The study followed 249 pregnant women, examining the levels of BPA in the mother's bloodstream, and later correlating that to their child's behavior patterns. Researchers found that girls whose mothers had the highest levels of BPA during pregnancy were more aggressive and hyperactive at age 2 than other girls. The correlation was most prominent in babies who were exposed to high levels of BPA early in the mother's pregnancy (around 16 weeks.) Boys appeared unaffected by BPA.
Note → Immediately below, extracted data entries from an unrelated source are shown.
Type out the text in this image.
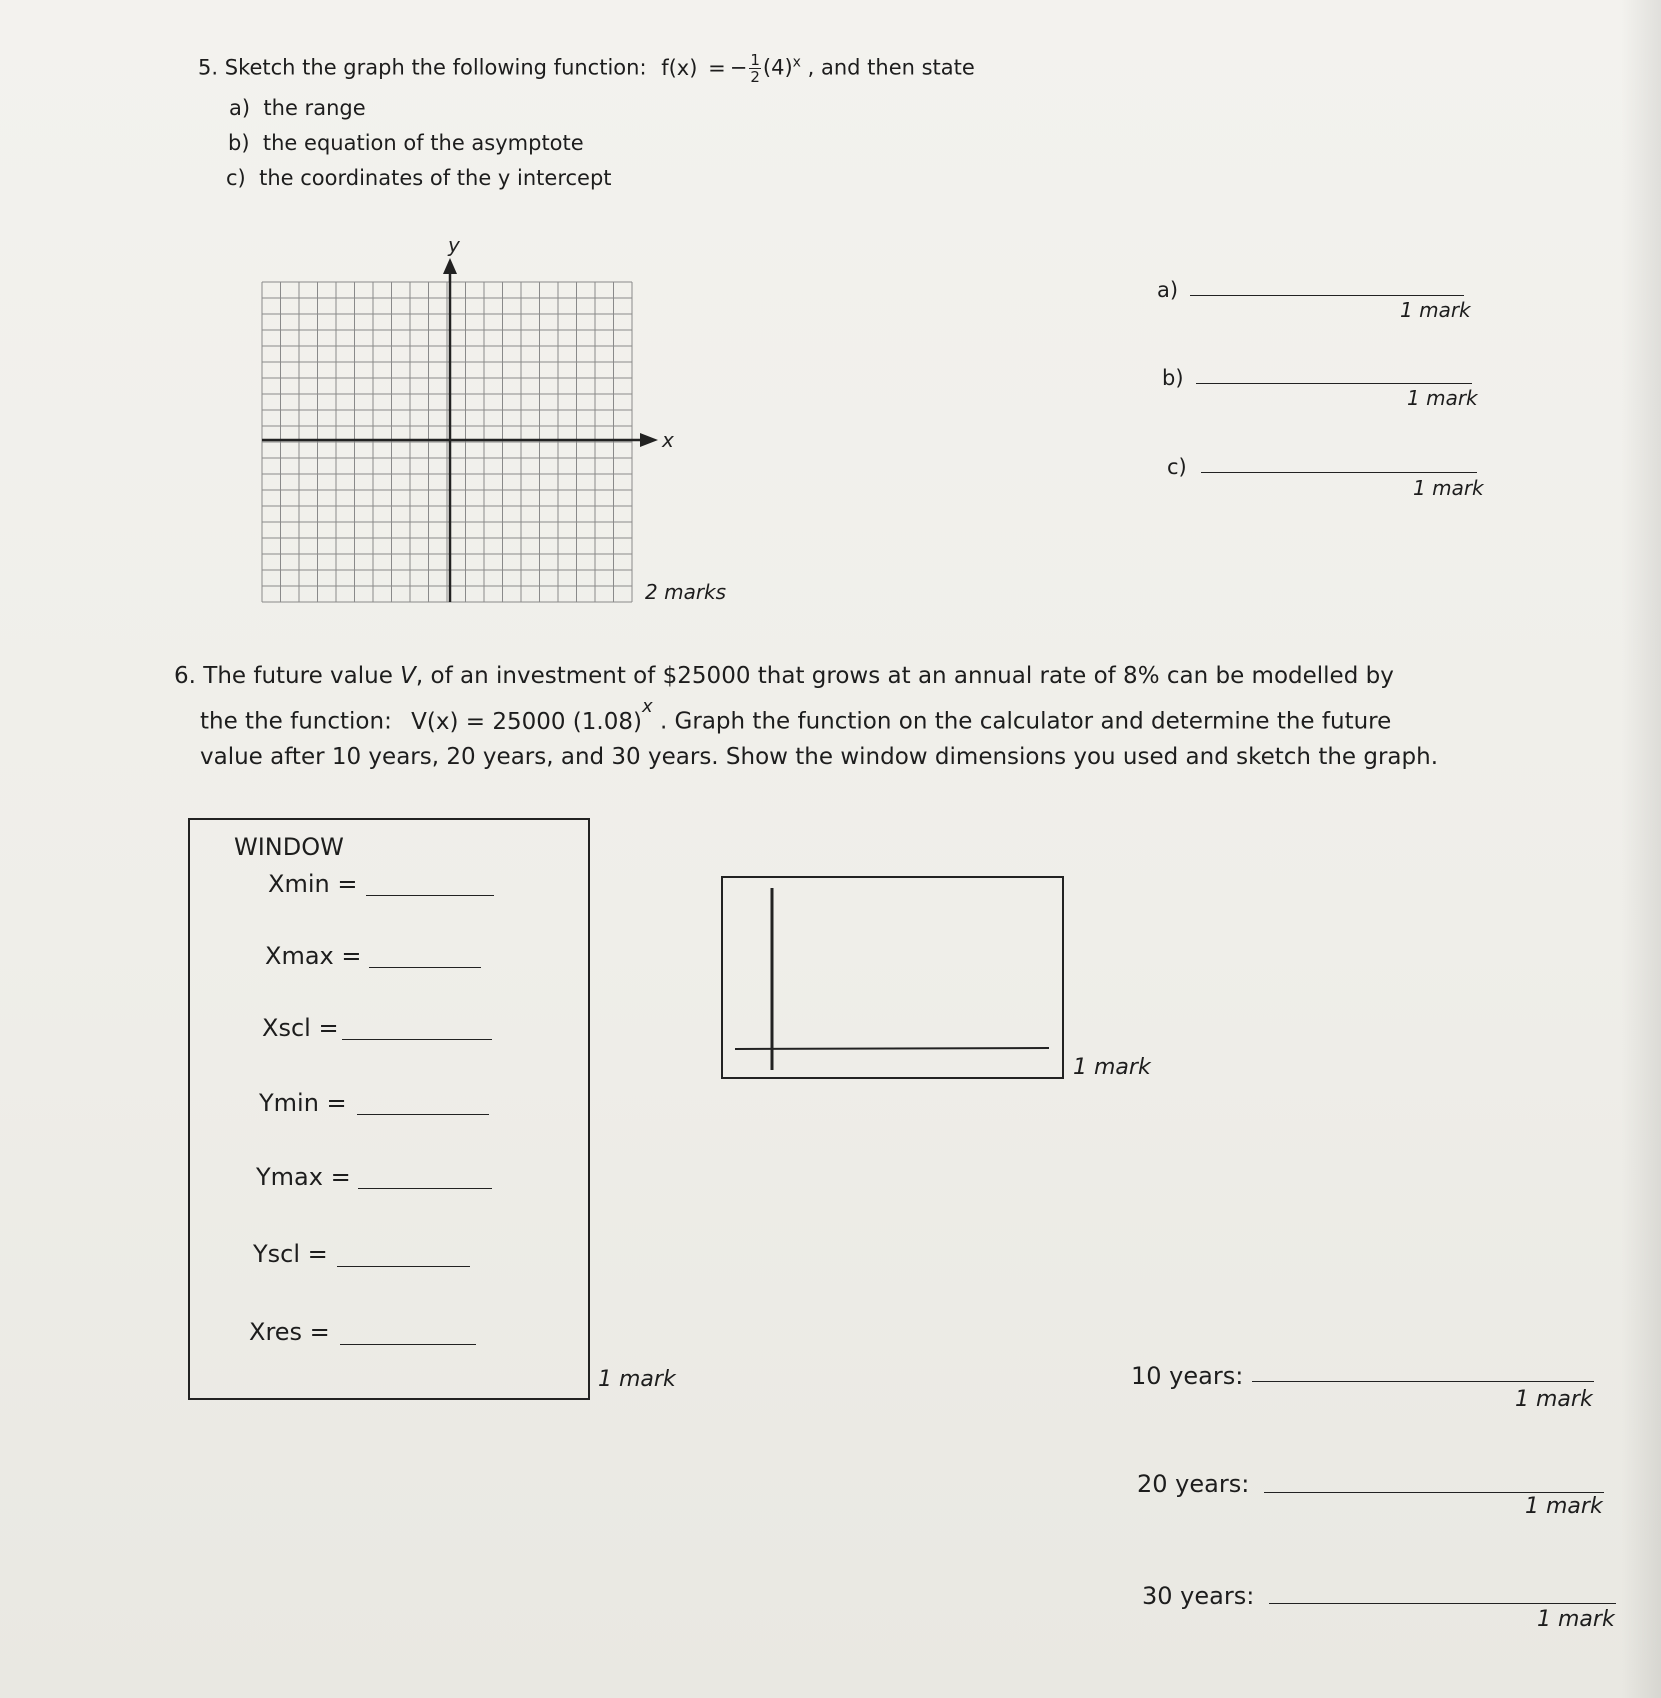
5. Sketch the graph the following function: f(x) = − $\frac{1}{2} (4)^x$ , and then state
a) the range
b) the equation of the asymptote
c) the coordinates of the y intercept
y
x
2 marks
a)
1 mark
b)
1 mark
c)
1 mark
6. The future value V, of an investment of $25000 that grows at an annual rate of 8% can be modelled by
the the function: V(x) = 25000 $(1.08)^x$ . Graph the function on the calculator and determine the future
value after 10 years, 20 years, and 30 years. Show the window dimensions you used and sketch the graph.
WINDOW
Xmin =
Xmax =
Xscl =
Ymin =
Ymax =
Yscl =
Xres =
1 mark
1 mark
10 years:
1 mark
20 years:
1 mark
30 years:
1 mark
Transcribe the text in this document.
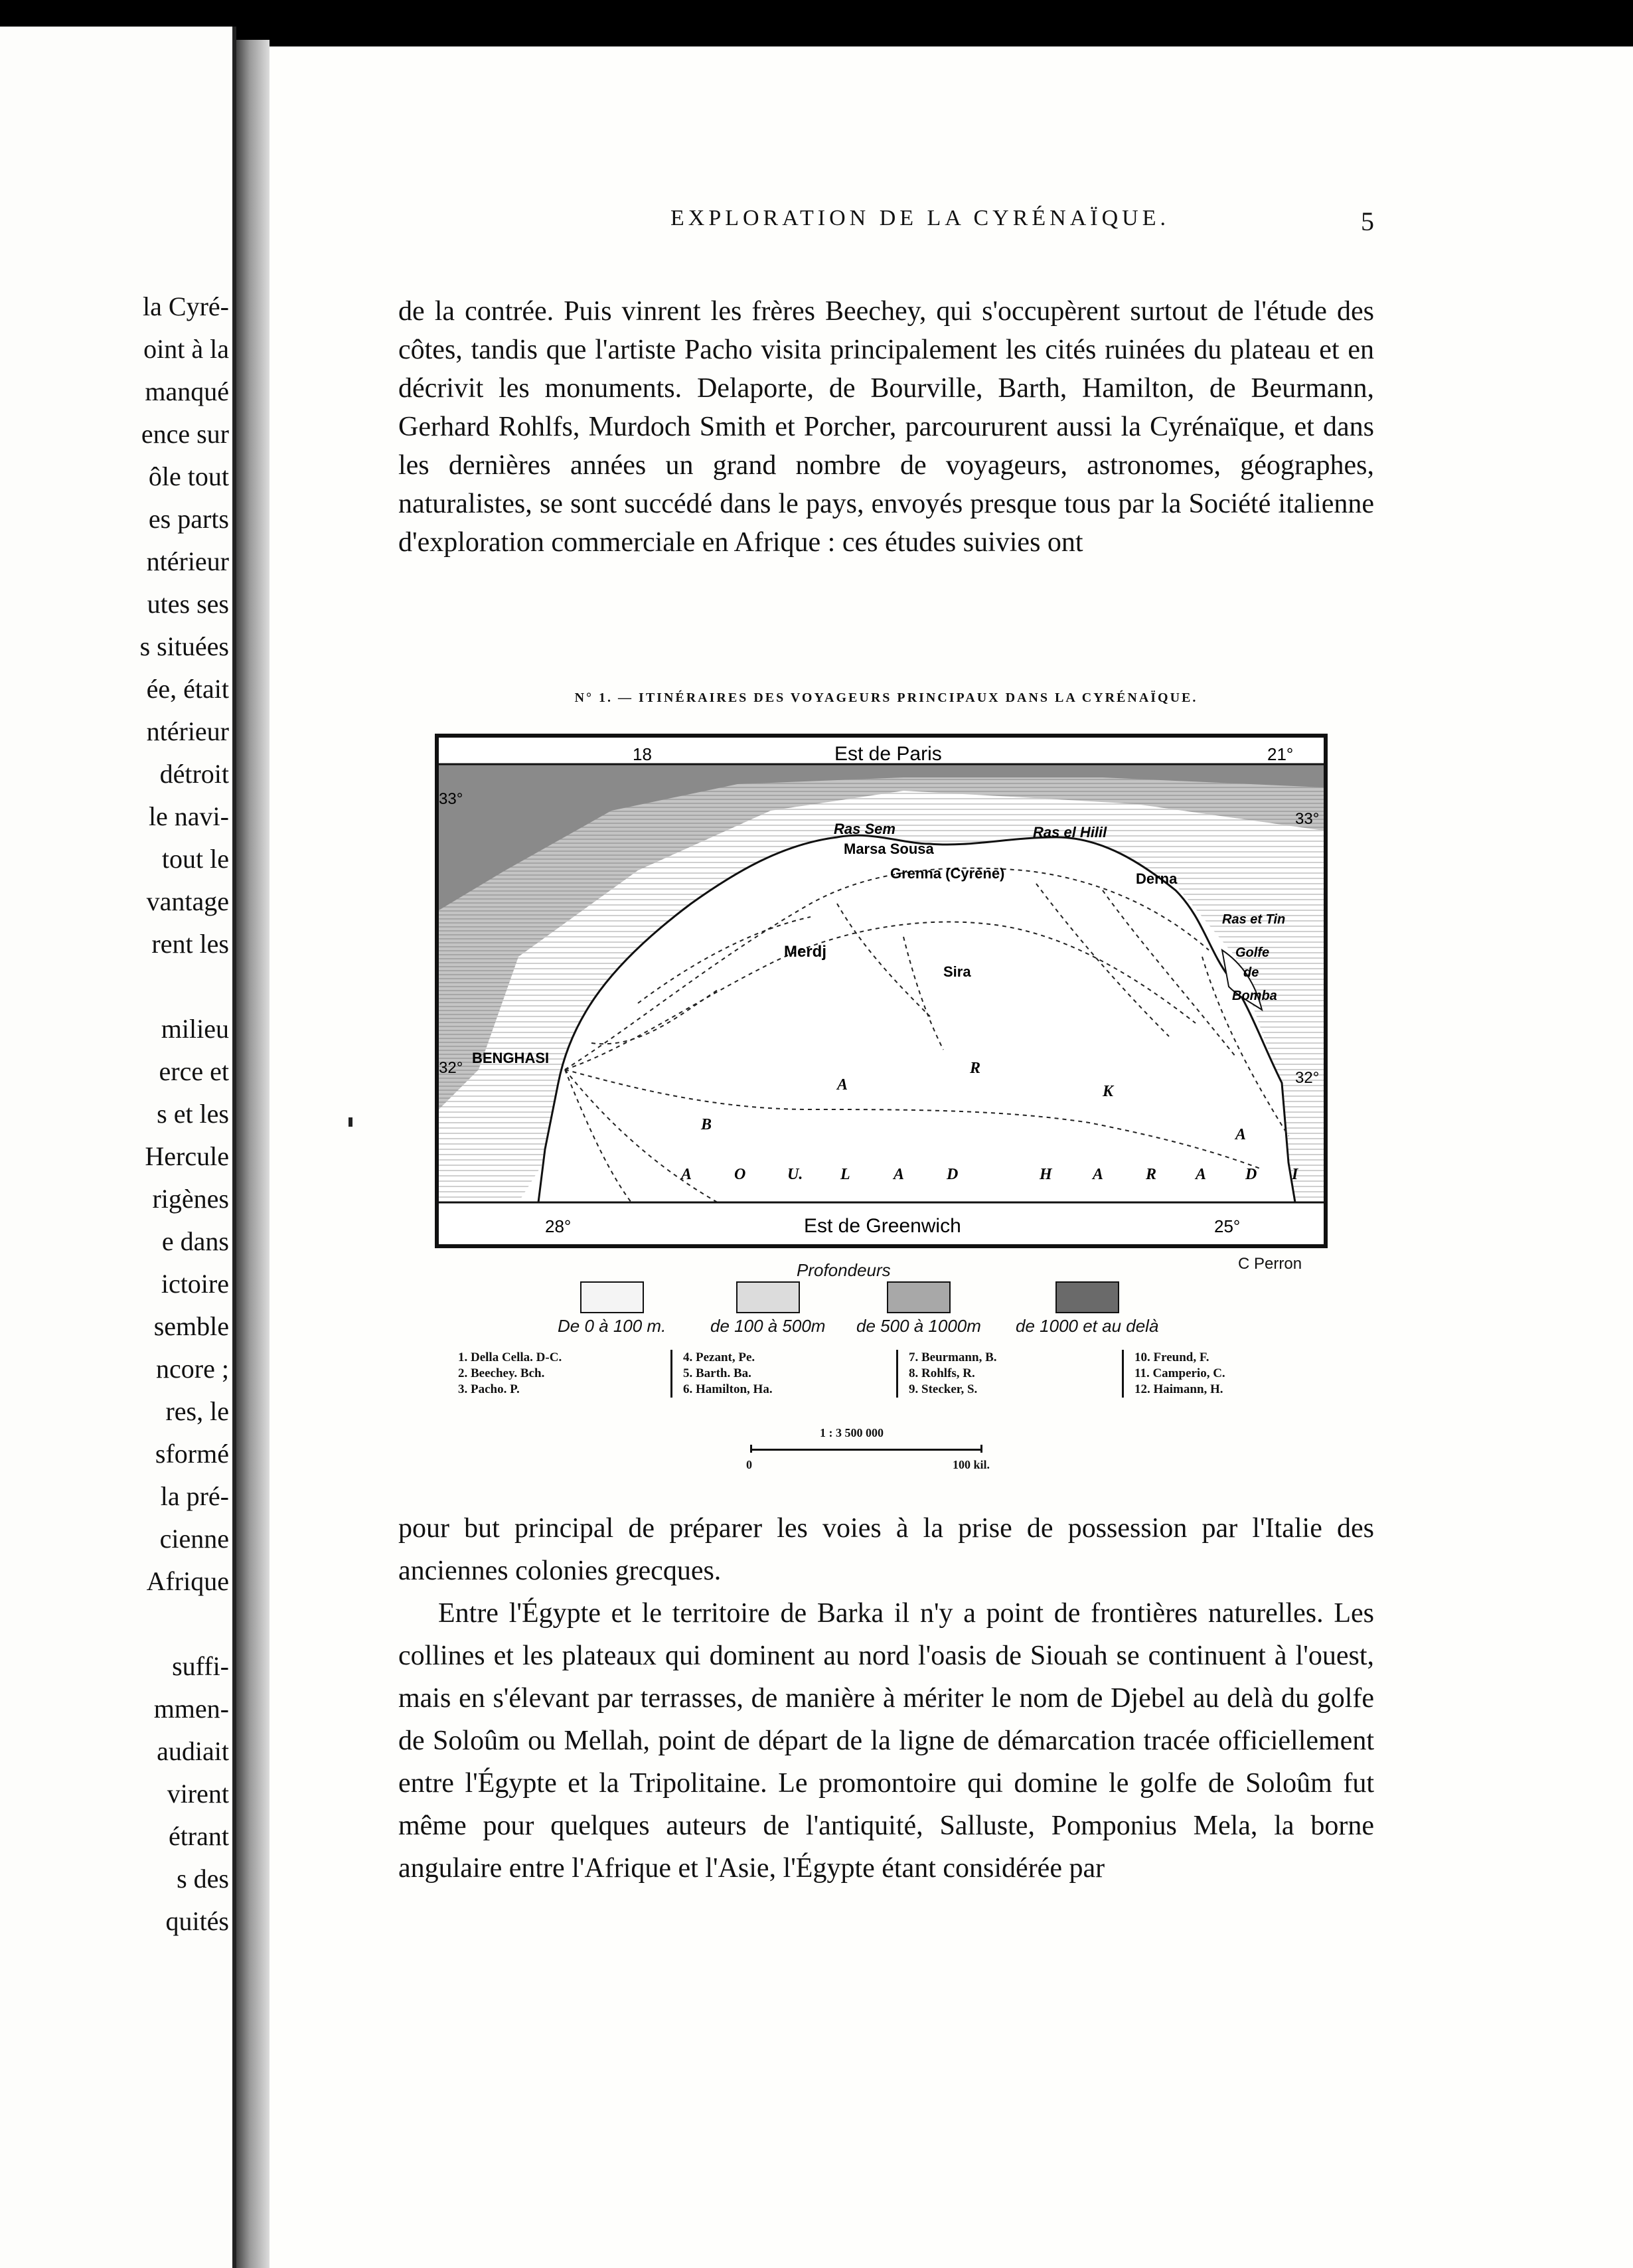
la Cyré-
oint à la
manqué
ence sur
ôle tout
es parts
ntérieur
utes ses
s situées
ée, était
ntérieur
détroit
le navi-
tout le
vantage
rent les

milieu
erce et
s et les
Hercule
rigènes
e dans
ictoire
semble
ncore ;
res, le
sformé
la pré-
cienne
Afrique

suffi-
mmen-
audiait
virent
étrant
s des
quités
EXPLORATION DE LA CYRÉNAÏQUE.	5

de la contrée. Puis vinrent les frères Beechey, qui s'occupèrent surtout de l'étude des côtes, tandis que l'artiste Pacho visita principalement les cités ruinées du plateau et en décrivit les monuments. Delaporte, de Bourville, Barth, Hamilton, de Beurmann, Gerhard Rohlfs, Murdoch Smith et Porcher, parcoururent aussi la Cyrénaïque, et dans les dernières années un grand nombre de voyageurs, astronomes, géographes, naturalistes, se sont succédé dans le pays, envoyés presque tous par la Société italienne d'exploration commerciale en Afrique : ces études suivies ont

N° 1. — ITINÉRAIRES DES VOYAGEURS PRINCIPAUX DANS LA CYRÉNAÏQUE.
18	21°
Est de Paris
33°
33°
32°
32°
28°	Est de Greenwich	25°
Ras Sem
Marsa Sousa
Grenna (Cyrène)
Ras el Hilil
Derna
Ras et Tin
Golfe
de
Bomba
Merdj
Sira
BENGHASI
A	K
B
R
A
A	O	U. L	A	D	Н	А	R A D I
C Perron
Profondeurs
De 0 à 100 m.	de 100 à 500m de 500 à 1000m de 1000 et au delà
1. Della Cella. D-C.
2. Beechey. Bch.
3. Pacho. P.
4. Pezant, Pe.
5. Barth. Ba.
6. Hamilton, Ha.
7. Beurmann, B.
8. Rohlfs, R.
9. Stecker, S.
10. Freund, F.
11. Camperio, C.
12. Haimann, H.
1 : 3 500 000
0	100 kil.

pour but principal de préparer les voies à la prise de possession par l'Italie des anciennes colonies grecques.

Entre l'Égypte et le territoire de Barka il n'y a point de frontières naturelles. Les collines et les plateaux qui dominent au nord l'oasis de Siouah se continuent à l'ouest, mais en s'élevant par terrasses, de manière à mériter le nom de Djebel au delà du golfe de Soloûm ou Mellah, point de départ de la ligne de démarcation tracée officiellement entre l'Égypte et la Tripolitaine. Le promontoire qui domine le golfe de Soloûm fut même pour quelques auteurs de l'antiquité, Salluste, Pomponius Mela, la borne angulaire entre l'Afrique et l'Asie, l'Égypte étant considérée par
Some experts think this time period may be critical in the development of the baby's brain. Exposure to the estrogen-like BPA may cause increased levels of masculinity in the female brain. Joe Braun of the University of North Carolina-Chapel Hill, a co-author of the study, says he plans to follow children until age 5 because behaviors can change over time.
In the meantime, another of the study's co-authors, Bruce Lanphear, a pediatrician at BC Children's Hospital in Vancouver, says there's already enough evidence to show that pregnant women should reduce their exposure to BPA. A Food and Drug Administration report on the safety of BPA is expected to be finished next month.